COLADOGIMENO-THESIS-2017.pdf (20.05 MB)
Assessment of Human Vertebrae Stiffness Variability Under Anterior Wedge Compression
thesisposted on 2017-11-01, 00:00 authored by Alessia Colado Gimeno
The most common vertebral fracture among the elderly and post-menopausal women is the anterior wedge-shape compression fracture and its major cause is the loss of bone mineral density (BMD) due to osteoporosis. Many surgical procedures aimed to manage this clinical condition can cause an alteration of the vertebral stiffness along the human spine, thus increasing the risk of subsequent fractures. The identification of vertebral stiffness and strength is important because they represent essential predictors of future fractures; moreover, it can be helpful for surgeons, to restore the physiological condition of the spine at time of surgery. Therefore, the major purpose of this thesis is to assess the stiffness of human vertebrae and its variability along the spine. In order to accomplish this goal, specimen-specific finite element models of thoracic vertebral bodies were developed from Computed Tomography (CT) scans of 4 subjects. Both the three-dimensional geometry and heterogeneous mechanical properties distribution were extracted from the CT data. Mathematical relationships taken from literature were used to assign elastic-perfectly plastic material properties to each finite element of the model. The boundary conditions defined in the simulations induced an anterior wedge-shape compression.

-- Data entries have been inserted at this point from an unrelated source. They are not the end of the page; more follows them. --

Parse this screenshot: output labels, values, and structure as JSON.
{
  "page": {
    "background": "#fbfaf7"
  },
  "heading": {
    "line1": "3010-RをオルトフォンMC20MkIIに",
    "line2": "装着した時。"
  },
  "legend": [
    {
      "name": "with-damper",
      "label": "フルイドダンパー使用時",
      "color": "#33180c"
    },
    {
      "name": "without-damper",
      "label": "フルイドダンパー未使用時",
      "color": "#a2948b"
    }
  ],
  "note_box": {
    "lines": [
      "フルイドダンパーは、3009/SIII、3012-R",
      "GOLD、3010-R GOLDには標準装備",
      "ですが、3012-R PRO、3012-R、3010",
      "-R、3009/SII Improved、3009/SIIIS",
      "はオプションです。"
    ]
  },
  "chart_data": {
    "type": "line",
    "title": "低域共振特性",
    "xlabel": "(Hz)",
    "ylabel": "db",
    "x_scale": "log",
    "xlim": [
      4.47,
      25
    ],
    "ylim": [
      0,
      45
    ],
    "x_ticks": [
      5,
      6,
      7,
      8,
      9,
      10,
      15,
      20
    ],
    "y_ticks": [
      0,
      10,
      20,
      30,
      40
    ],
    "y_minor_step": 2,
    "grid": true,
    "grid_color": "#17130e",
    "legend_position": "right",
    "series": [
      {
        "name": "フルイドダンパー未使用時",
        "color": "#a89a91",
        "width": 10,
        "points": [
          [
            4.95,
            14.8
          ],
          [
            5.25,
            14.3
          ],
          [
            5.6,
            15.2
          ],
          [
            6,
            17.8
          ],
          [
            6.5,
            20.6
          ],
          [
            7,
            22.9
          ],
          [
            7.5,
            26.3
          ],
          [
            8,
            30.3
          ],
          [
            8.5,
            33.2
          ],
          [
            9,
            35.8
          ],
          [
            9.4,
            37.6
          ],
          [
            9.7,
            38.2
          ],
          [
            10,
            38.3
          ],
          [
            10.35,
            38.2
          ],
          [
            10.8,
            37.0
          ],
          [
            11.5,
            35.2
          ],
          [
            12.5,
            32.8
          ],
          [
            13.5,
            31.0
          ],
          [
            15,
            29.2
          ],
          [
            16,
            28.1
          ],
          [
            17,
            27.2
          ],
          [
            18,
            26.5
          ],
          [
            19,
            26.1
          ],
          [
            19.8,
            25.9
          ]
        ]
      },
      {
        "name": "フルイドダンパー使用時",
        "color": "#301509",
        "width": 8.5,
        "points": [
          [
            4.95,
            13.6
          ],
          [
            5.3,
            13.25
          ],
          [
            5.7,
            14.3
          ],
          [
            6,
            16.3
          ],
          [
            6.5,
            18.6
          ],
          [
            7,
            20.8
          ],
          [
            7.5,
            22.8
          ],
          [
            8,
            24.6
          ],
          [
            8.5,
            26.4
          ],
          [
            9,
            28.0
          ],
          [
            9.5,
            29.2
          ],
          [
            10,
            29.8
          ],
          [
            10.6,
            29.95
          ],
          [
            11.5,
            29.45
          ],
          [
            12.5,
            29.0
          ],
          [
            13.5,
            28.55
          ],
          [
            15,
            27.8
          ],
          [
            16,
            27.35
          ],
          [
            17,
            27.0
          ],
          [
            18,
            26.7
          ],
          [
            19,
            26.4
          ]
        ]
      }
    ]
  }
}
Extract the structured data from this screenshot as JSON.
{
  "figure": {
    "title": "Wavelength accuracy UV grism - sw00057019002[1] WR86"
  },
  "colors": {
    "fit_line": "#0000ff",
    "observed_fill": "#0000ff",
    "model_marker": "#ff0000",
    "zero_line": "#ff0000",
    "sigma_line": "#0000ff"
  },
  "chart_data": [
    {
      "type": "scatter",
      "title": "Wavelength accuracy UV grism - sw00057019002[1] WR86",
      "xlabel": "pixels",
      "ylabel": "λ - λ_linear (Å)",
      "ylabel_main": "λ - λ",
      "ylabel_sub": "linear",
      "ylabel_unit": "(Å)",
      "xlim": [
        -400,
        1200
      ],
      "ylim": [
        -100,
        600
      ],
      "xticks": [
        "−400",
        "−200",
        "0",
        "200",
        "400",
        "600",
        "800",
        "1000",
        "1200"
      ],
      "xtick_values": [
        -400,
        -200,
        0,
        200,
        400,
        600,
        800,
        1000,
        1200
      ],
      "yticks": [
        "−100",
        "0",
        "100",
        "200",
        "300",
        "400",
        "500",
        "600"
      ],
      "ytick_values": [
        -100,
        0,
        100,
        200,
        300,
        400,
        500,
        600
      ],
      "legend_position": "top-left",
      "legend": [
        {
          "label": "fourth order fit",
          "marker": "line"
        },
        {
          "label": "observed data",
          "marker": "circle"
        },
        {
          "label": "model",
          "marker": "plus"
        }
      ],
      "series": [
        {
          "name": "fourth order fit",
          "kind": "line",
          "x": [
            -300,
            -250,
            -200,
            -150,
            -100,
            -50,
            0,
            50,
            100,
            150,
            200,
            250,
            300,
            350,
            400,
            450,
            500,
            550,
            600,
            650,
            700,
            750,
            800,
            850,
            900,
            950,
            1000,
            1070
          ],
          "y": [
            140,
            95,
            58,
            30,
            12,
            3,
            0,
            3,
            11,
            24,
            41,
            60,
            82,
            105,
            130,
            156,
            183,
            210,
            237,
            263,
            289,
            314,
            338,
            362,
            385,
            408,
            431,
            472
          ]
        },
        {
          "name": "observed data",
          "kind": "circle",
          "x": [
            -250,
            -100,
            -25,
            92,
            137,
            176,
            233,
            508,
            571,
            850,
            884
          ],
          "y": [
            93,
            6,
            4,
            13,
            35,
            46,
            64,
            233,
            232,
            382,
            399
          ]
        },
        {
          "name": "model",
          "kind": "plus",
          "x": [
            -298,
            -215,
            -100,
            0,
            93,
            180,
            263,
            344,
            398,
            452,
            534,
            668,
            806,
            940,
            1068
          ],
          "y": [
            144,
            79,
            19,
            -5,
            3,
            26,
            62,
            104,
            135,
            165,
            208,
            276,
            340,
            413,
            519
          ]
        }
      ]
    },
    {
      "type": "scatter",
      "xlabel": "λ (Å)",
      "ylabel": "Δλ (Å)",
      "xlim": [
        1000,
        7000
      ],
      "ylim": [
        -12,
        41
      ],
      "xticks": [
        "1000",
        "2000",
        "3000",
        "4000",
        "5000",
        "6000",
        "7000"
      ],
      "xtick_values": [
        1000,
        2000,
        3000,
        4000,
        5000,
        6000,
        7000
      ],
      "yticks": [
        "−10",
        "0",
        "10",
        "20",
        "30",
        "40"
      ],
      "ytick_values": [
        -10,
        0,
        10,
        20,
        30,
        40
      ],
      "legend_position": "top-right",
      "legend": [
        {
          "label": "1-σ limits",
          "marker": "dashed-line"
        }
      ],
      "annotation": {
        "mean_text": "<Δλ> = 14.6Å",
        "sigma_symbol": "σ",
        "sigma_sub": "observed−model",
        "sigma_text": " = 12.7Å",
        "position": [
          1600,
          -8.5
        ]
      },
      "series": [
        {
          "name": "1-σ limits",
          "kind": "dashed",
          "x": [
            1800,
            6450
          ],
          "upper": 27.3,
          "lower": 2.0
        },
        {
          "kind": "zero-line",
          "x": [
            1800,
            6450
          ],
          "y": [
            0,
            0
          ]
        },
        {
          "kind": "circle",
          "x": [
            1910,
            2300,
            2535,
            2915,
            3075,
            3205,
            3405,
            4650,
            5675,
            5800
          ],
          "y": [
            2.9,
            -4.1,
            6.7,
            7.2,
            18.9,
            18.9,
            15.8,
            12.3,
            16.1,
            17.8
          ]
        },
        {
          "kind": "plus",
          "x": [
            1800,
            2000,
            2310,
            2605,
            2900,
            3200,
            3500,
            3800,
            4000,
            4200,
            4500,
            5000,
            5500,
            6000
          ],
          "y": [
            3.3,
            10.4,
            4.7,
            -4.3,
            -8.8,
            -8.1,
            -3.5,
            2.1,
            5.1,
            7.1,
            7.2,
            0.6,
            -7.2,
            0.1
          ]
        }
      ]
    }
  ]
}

Lastly, stiffness and failure load of each vertebra were computed. The average stiffness in the upper thoracic spine was found to be 73% of the stiffness in the mid thoracic and 64% of the stiffness in the lower thoracic. Moreover, it increased within the upper and mid thoracic region, while decreased in the lower region. On the other hand, the average failure loads increased nearly of 2400 N from the upper to the mid thoracic, as well as from the mid to the lower thoracic region. The failure load in the upper thoracic spine was 67% of the failure load in the mid thoracic and 75% of the stiffness in the lower thoracic. In conclusion, the present work is able to provide a first insight in the vertebral stiffness variability along the thoracic spine. This information has potential implications for the evaluation of the risks of compression fractures and the improvement of surgical procedures, such as vertebroplasty and kyphoplasty. Enhancement of the current study can be obtained through the validation of the proposed methodology with cadaveric experiments, and an increased sample size.